Actually, it is my brother’s car since my own was carried off by the tornado before getting crushed under a tree. We are relying on his car more than ever and yet it’s harder than ever to keep it charged. Luckily the temporary home is only 0.6 miles (1 kilometer) from a public charger at City Hall but we’ve already got nastygrams from people complaining that we hog it and it’s only available after business hours. Also, even that short trip often adds up to hours spent walking each day when we definitely don’t have that time to spare.
I had to spend my car insurance check on medical bills for a tornado injury so I couldn’t afford another and had to get an electric kick scooter to get my brother to and from the public chargers. He just puts the car on charge, pulls the folding scooter out of the hatch, then scoots home. When the car’s charged he scoots back at up to 18.6 miles per hour (30KPH). The range and relative speed compared to walking enables him to use more chargers, further away. For example, there is a free public charger at a nearby park about twice as far with the opposite schedule from the one at City Hall (better get your car before the gates close at night!). There is another at a nearby aluminum extrusion plant that seems to be totally free and always available. When I have the car I might park it across the road from work where you can charge at Target free for the first two hours, then I will scoot back over and get it on my break.
What I recently realized is that the range and affordability of eBikes and eScooters means that a lot of people will be buying these instead of an electric car or truck. For some, a gas vehicle becomes a secondary utility vehicle like you might treat a pickup truck or a minivan that isn’t always needed and often stays parked until you occasionally need it (rain, groceries, etc). Indeed, their respective markets have embraced electric faster than cars or motorcycles that try to be too much. All you really need is wheels, a motor, battery, controls, and a place to fit the rider. Adding enough to make it a full-fledged motorcycle, car, or truck, ends up making it expensive and compares badly in some ways to traditional motorcycles, cars, and trucks (refueling infrastructure, for one).
This “Fortnine” guy gets it:
https://youtu.be/O2zlYpy6QCMNow, that isn’t to say I haven’t struggled with it. It broke down on me the very second time I needed to commute all the way home from work and it was under a month old. Also, I had extreme tire wear with nearly no tread left on the front tire even though the back tire looks new... and the back is the one that you literally rub the tread to stop! I also developed a stem wobble that I had to fix.
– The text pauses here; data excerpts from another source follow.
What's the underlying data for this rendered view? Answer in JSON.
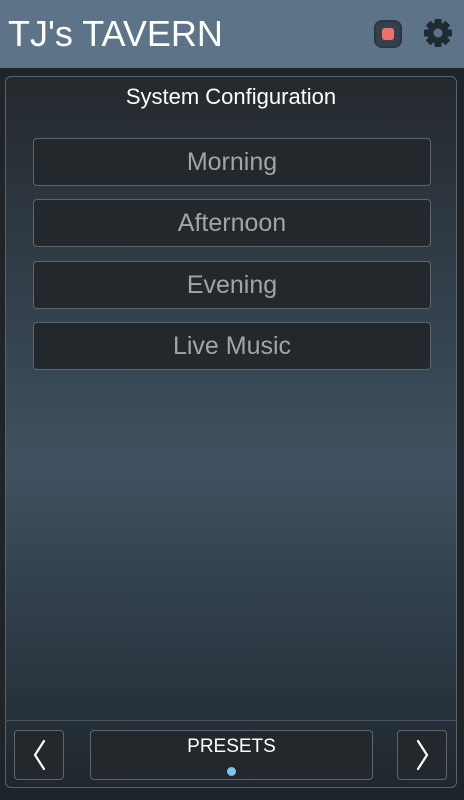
{
  "header": {
    "title": "TJ's TAVERN",
    "record_icon": "record-stop-icon",
    "settings_icon": "gear-icon"
  },
  "panel": {
    "title": "System Configuration",
    "presets": [
      {
        "label": "Morning"
      },
      {
        "label": "Afternoon"
      },
      {
        "label": "Evening"
      },
      {
        "label": "Live Music"
      }
    ]
  },
  "footer": {
    "prev_icon": "chevron-left-icon",
    "next_icon": "chevron-right-icon",
    "page_label": "PRESETS",
    "page_count": 1,
    "current_page": 1
  },
  "colors": {
    "header_bg": "#5d7488",
    "record_dot": "#f26f6f",
    "page_dot": "#7ec3f2",
    "button_text": "#a0a5a9"
  }
}
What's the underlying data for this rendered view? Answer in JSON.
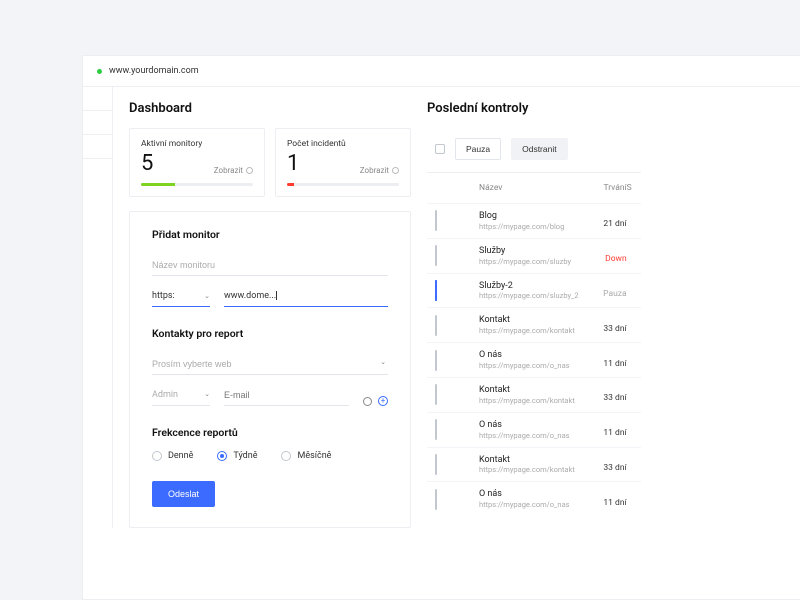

The breakdown was caused by a bad connection with the external battery pack. I couldn’t find my tools after the tornado to it took several days but I cleaned the connection from the black carbon/oxidation, added dielectric grease, and it began working perfectly again.
My specific model is the Segway Ninebot ES3 Plus, which has identical specs to an ES4. It probably is an ES4 rebadged for Costco since no one else sells that model but they seemed to disappear from their app/website and my local store over a month ago. Well, ES4 is still around even if the ES3 Plus was just a flash in the pan.